A relatively new antiviral is peramivir (Rapivab), which was approved by the FDA in 2014.   Rapivab was evaluated in a head-to-head trial against Tamiflu, and performed only slightly better.   It is injected rather than oral, and in 2017 it was approved for pediatric use in children over 2 years of age with relatively mild symptoms.   It is also thought to be an option for persons who cannot tolerate oral medication.

The unfortunate truth is that these agents don’t work all that well.   About the most one could say about these antivirals is that they might shorten a flu episode by about a day, and perhaps make the symptoms somewhat milder.   For frail patients, for whom just about any intervention is better than nothing, those antivirals may be a good idea, or so says the CDC.   For the rest of us, it’s a toss-up.

* * * * * * *

Where does Doc Gumshoe come out?   On the one hand, this year’s picture does not look so rosy.   The current flu vaccine is not all that effective, the number of cases and fatalities is rising, and there’s not a whole lot that can be reliably recommended as treatment except drinking plenty of liquids.   But on the other hand, even if the current vaccine is not so effective, a more widely-vaccinated population would significantly reduce the number of people getting influenza while reducing the severity of individual cases.   And if everybody were vaccinated, the influenza virus would have no place to hide, and nobody would get the flu.    Influenza would become – like smallpox and polio – a disease of the past.

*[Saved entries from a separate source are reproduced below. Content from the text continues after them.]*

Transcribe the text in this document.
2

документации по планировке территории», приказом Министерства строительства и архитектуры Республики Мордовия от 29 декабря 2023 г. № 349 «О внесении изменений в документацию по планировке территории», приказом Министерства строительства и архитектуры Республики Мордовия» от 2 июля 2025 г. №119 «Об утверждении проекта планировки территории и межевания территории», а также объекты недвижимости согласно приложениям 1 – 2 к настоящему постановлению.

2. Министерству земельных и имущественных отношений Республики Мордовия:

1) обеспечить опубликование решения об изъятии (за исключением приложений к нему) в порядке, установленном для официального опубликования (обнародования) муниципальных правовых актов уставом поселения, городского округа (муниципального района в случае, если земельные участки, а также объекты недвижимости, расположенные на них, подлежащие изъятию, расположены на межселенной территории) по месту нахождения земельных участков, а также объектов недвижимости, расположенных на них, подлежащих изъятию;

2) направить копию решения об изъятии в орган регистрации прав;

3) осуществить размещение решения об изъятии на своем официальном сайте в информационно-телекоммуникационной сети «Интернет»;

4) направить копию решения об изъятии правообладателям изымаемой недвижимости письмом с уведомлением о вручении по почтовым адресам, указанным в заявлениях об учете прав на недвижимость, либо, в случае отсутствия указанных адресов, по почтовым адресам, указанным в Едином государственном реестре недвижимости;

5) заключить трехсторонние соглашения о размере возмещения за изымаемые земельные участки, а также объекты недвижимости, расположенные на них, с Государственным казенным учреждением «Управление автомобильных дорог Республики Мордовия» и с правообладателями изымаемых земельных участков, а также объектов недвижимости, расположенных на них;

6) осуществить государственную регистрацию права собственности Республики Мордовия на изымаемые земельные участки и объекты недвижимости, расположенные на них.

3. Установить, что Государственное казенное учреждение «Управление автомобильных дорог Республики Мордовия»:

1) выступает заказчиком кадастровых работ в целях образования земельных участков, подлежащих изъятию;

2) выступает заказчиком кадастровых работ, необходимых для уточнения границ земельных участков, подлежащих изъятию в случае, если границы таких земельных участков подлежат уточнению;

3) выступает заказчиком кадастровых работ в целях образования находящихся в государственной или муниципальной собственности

That strikes me as an achievable objective.


On Thursday February 15th, the CDC reported that the flu vaccine this season is somewhat more effective than had been predicted – 39% effective overall, and 59% effective in children. According to Alex M. Azar, the CDC’s new boss, the flu vaccine is more effective in preventing death than in preventing the flu’s minor symptoms. A CDC study showed that of 675 children and teenagers who died of influenza between 2010 and 2016, about two thirds had not received the vaccine.